The “should have known” portion of the GAO bid protest timeliness rule has tripped up contractors for years, and continues to do so. In Golight, Inc., B-401866 (Sept. 10, 2009), the GAO held that a disappointed offeror “should have” known of its basis for protest on the day the contractor received an email—even though the recipient didn’t open the email until several days later.
The Golight GAO bid protest involved a Defense Logistics Agency solicitation for remote-controlled spotlights. On Friday, August 21, 2009, at 2:24 p.m., the agency emailed Golight, Inc. an award decision, stating that the contract had been awarded to a competitor. However, the employee who received the email had already left for the day. He did not open the email until he arrived in the office on Monday, August 24.
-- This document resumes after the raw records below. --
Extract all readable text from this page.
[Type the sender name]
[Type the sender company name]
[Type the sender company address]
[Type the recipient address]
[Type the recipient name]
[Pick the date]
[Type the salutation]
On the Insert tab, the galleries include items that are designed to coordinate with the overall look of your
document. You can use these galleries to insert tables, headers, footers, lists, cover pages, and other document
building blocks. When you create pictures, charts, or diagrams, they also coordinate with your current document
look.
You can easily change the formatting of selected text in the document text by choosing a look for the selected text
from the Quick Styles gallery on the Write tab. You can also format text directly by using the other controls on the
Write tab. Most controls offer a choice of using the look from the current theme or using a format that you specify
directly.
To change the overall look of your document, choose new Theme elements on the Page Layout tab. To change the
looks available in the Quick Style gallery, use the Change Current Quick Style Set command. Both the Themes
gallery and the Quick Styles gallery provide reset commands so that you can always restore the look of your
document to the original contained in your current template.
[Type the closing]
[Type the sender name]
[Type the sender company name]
Golight subsequently filed a GAO protest on September 3—thirteen days after August 21, but ten days after the employee opened the email on August 24.
The GAO dismissed the bid protest as untimely. It wrote that the GAO bid protest regulations “contain strict rules for the timely submission of protests,” designed to quickly resolve protests without unnecessarily disturbing or delaying the procurement process. In this case, the GAO held, “the mechanical receipt of the email during the firm’s regular business hours on August 21 constituted notice of the agency’s award.” It did not matter that the employee didn’t read the email until the following Monday, because “the email was available to be opened during regular business hours.”
The GAO’s decision in Golight is in keeping with its general habit of strictly enforcing the GAO protest timeliness requirements. The decision hints, but does not state, that the GAO might have reached a different conclusion if the email had been sent late Friday evening or over the weekend, at a time when the employee might not be expected to read his messages. From the decision, however, it is uncertain whether even that circumstance might serve to extend the filing period.
In an increasingly more connected world, the line between work time and personal time has become blurry, with mounting pressures for businesspeople to constantly check their email, voicemail, and data devices. The Golight case shows that, at least during “normal” business hours, contractors are presumed to have received messages from the government—even if the message goes unread for days.